Guinea Bissau Prime Minister Carlos Gomes Junior said on Saturday Libya's ousted leader Muammar Gaddafi would be welcomed "with open arms" if he seeks exile in the west African country.
"The Libyan guide Muammar Gaddafi deserves all the respect of our government who will host him with open arms. He will be welcome in our country, if he needs exile in our country," Gomes Junior told the independent Radio Bombolom.
The prime minister made the statement on his return from the inauguration of Cape Verde's new President Jorge Carlos Fonseca. He made the same comments to the media there on Friday, adding "we will ensure his security."
Asked about the international arrest warrant against Gaddafi, Gomes said: "Guinea Bissau has not ratified the Rome Statute (that established the International Criminal Court), so doesn't take that into account."
The west African nation, known for its chronic political and military instability, had strong ties with Gaddafi's regime, which invested widely in hotels, agriculture and cashew nuts -- the country's main export.
Gaddafi visited the country in 2009, and provided support to the presidential campaign of President Malam Bacai Sanha. He also provided uniforms to the Bissau Guinea army and renovated several of its military barracks.
In early August, before rebel fighters launched an offensive in Tripoli, Gomes Junior told a conference: "Gaddafi and Libya are friends of Guinea Bissau. If the Libyan leader wants to come to Guinea Bissau we will receive him with open arms."
He condemned NATO airstrikes in Libya as a "flagrant violation of the rights of a sovereign country. Behind this, is the fact that westerners want Libyan oil."
The flag of the new Libyan authority, the National Transition Council (NTC) -- which was raised over the Libyan embassy in Bissau a week ago -- was removed on Thursday, an AFP correspondent reported.
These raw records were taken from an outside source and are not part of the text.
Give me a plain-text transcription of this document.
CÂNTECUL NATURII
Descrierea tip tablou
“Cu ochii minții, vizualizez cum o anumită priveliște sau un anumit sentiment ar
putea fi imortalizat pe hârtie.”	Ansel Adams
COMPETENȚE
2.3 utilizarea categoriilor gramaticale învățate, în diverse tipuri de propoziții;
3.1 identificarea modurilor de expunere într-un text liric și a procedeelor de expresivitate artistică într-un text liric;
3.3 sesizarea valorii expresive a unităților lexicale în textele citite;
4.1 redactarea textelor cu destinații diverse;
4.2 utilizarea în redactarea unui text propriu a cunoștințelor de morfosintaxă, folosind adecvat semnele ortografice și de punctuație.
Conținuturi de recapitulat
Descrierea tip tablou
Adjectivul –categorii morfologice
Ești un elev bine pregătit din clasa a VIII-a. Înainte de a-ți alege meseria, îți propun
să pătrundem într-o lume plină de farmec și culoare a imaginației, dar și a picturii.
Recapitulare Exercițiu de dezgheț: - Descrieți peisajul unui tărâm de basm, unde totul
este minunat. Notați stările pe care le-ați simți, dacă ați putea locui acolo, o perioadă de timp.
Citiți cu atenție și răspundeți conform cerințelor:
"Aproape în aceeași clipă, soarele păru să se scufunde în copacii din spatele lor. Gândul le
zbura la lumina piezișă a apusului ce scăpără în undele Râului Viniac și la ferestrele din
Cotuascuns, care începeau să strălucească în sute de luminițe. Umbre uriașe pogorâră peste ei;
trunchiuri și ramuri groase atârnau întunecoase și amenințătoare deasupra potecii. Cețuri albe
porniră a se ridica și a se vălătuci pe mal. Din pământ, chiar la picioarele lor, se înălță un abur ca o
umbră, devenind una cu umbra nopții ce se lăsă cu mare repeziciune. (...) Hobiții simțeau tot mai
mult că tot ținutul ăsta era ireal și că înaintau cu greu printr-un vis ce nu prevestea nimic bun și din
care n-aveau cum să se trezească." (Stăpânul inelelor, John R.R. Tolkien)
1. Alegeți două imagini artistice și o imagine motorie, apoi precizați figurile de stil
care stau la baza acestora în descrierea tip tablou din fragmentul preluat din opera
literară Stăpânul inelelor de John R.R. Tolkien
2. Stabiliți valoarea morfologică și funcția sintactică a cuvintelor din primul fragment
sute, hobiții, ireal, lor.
Local media reports suggest the foreign ministry had ordered the flag be removed and the green flag of Gaddafi's regime re-hoisted, however no officials could be reached to confirm this.
Bissau joins a small pool of countries where it is believed Gaddafi could seek shelter, along with Niger, Burkina Faso and Venezuela, where he has been rumoured to be seeking exile since his regime was toppled last month.
Rumours abound over the whereabouts of the man who ruled oil-rich Libya for over four decades.
Gaddafi on Thursday told Damascus-based Arrai Oruba television by telephone he had not fled to Niger, where a dozen of his aides are being held under house arrest.
Niger's neighbour Burkina Faso, meanwhile, denied claims it was hosting Gaddafi or any of his generals, and many among the NTC believe the fallen strongman is still on the run in Libya.
The African Union has not recognised the NTC as the legitimate government, and many of its members -- who were allied to Gaddafi's regime and recipients of his largesse -- have criticised the NATO campaign in the country.
The continental body, whose efforts to mediate the crisis were largely ignored, wants an all-inclusive transitional government put in place.